FIG. 1 is a cross-sectional diagram showing the configuration of an embodiment of a scale device according to the present invention.

FIG. 2 is a perspective view showing the external configuration of the scale device shown in FIG. 1;

FIG. 3 is a sectional view taken along line A-A of the scale device shown in FIG. 1;

FIG. 4 is a perspective view showing the configuration of another embodiment of the scale device according to the present invention.

FIG. 5 is a perspective view showing the configuration of still another embodiment of the scale device according to the present invention.

FIG. 6 is a perspective view showing the configuration of still another embodiment of the scale device according to the present invention.

FIG. 7 is a perspective view showing the configuration of still another embodiment of the scale device according to the present invention.

FIG. 8 is a longitudinal cross-sectional view of FIGS. 6 and 7;

FIG. 9 is a sectional view showing the configuration of still another embodiment of the scale device according to the present invention.

FIG. 10 is a sectional view showing the configuration of a scale device according to a conventional technique.

11 is a sectional view taken along line AA of the scale device shown in FIG. 10. FIG.

FIG. 12 is a sectional view showing the configuration of a scale device according to another conventional technique.

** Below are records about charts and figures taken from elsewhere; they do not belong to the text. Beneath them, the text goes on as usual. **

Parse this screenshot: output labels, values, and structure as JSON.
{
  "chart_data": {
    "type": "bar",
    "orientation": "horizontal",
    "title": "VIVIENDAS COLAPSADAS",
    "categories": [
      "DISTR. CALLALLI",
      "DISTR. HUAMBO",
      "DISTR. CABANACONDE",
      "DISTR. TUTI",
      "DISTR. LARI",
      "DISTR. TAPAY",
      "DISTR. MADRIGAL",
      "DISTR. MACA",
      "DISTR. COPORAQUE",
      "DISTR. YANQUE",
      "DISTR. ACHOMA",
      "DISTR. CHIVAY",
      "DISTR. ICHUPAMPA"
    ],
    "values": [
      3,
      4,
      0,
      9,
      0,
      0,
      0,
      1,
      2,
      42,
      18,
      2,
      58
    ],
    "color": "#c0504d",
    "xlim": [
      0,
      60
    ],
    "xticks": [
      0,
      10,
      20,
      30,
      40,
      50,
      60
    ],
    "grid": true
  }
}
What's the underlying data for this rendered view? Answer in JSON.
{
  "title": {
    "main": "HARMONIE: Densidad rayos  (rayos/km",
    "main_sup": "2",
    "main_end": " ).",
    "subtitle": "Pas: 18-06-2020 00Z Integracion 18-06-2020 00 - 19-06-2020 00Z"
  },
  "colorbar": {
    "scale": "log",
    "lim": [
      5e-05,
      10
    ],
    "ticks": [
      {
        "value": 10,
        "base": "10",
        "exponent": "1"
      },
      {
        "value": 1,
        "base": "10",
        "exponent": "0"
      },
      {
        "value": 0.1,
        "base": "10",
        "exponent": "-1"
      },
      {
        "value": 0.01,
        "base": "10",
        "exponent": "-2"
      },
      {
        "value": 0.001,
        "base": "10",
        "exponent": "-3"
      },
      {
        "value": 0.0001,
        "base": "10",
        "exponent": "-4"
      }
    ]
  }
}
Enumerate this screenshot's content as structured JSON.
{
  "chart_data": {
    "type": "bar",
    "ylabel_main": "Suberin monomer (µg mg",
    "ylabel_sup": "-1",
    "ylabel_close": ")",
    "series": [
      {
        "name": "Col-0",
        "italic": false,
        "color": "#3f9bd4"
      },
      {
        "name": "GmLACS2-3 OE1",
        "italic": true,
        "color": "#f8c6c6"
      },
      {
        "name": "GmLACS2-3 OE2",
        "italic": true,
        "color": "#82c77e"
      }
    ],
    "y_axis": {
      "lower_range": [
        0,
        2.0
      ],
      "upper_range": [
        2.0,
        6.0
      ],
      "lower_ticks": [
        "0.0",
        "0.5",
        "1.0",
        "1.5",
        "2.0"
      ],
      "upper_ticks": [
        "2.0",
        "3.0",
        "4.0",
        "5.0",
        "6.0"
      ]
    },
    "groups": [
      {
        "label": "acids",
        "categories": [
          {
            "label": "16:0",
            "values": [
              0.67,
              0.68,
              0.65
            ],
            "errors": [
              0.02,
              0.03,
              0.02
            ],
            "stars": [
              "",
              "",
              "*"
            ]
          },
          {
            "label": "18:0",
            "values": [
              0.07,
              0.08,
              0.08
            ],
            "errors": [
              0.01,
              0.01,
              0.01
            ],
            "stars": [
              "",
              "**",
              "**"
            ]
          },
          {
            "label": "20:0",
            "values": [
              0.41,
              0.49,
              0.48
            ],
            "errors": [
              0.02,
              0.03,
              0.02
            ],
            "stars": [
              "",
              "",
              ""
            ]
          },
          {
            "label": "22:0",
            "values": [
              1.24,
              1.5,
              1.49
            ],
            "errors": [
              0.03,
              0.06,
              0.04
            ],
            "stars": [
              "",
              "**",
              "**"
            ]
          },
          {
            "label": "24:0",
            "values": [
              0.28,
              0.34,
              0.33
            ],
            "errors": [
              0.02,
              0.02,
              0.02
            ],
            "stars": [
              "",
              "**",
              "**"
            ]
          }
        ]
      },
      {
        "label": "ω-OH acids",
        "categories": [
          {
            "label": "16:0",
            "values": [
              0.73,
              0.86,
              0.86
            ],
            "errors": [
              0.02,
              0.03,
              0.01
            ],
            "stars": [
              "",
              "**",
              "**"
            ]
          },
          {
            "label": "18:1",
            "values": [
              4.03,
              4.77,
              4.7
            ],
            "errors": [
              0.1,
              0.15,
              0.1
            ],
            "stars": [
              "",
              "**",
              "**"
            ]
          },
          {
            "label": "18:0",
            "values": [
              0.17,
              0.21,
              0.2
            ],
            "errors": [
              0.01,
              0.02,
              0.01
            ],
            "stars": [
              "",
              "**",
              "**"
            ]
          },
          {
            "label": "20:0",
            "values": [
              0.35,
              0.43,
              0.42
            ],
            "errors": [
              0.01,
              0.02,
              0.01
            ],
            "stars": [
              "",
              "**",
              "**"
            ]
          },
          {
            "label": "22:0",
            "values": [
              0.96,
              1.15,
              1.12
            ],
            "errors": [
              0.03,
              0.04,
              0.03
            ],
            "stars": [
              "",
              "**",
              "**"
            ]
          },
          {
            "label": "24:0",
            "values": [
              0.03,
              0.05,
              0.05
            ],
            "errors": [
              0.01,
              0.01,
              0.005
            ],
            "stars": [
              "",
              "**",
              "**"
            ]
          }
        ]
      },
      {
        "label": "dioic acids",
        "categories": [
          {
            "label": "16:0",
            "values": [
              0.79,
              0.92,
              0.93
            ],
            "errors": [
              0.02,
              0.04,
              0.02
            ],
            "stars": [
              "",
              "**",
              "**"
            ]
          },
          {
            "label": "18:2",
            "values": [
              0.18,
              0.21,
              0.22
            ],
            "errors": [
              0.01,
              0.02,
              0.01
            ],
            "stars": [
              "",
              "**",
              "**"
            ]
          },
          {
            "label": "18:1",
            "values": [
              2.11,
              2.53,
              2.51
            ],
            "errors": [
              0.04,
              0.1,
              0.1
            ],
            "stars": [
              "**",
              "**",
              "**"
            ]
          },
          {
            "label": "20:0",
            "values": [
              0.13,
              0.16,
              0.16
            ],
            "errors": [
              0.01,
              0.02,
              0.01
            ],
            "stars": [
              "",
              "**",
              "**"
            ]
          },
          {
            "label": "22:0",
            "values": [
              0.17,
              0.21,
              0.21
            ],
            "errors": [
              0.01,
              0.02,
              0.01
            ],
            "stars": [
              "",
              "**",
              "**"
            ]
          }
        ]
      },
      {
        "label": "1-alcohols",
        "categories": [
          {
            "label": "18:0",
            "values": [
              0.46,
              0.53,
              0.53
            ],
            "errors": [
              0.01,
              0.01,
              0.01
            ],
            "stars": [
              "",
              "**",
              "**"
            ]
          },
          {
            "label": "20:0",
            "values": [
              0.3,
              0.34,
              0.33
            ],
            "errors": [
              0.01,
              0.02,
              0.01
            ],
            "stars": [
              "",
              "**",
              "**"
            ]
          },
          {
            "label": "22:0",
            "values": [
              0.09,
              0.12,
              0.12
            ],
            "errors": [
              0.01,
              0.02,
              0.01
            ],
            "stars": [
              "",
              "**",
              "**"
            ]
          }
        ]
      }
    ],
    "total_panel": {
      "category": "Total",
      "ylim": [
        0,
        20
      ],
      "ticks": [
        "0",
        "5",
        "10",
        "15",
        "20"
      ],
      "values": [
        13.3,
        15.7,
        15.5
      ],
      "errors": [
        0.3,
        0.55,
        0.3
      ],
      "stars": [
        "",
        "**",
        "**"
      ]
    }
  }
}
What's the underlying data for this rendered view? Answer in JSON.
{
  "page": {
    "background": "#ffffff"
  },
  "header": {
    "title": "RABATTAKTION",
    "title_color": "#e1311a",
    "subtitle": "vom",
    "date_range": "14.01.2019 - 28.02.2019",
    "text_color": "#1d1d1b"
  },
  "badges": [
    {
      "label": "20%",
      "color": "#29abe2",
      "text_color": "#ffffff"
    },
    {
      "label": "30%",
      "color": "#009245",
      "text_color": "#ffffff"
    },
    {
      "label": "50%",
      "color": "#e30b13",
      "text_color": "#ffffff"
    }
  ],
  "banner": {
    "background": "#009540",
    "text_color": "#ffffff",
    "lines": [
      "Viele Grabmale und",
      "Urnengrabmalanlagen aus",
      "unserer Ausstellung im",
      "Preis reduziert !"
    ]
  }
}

FIG. 13 is a sectional view showing the configuration of a scale device according to still another conventional technique.

FIG. 14 is a sectional view showing the configuration of a scale device according to still another conventional technique.

[Explanation of symbols]

5 Scale 5A Measurement effective length portion 31 Scale holding members 34, 36 Scale holding members 45, 55 Scale holding member 39 fixed at the reference position of the base Long scale

Claims (3)

[Claims] 1. A scale having an effective measurement length formed at a position excluding the end in the direction in which the scale is formed, and a scale holding member on which the scale is placed and held, the effective measurement length of the scale. A scale device characterized in that only one portion of the scale is fixed using the scale holding member. 2. The scale device according to claim 1, wherein the one fixed location is approximately at the center of the scale holding member. 3. A scale, and at least three scale holding members for mounting and holding the scale, the at least three scale holding members being arranged in a line,
A scale apparatus characterized in that the scale is fixed only by a scale holding member fixed at a reference position of a base among the scale holding members.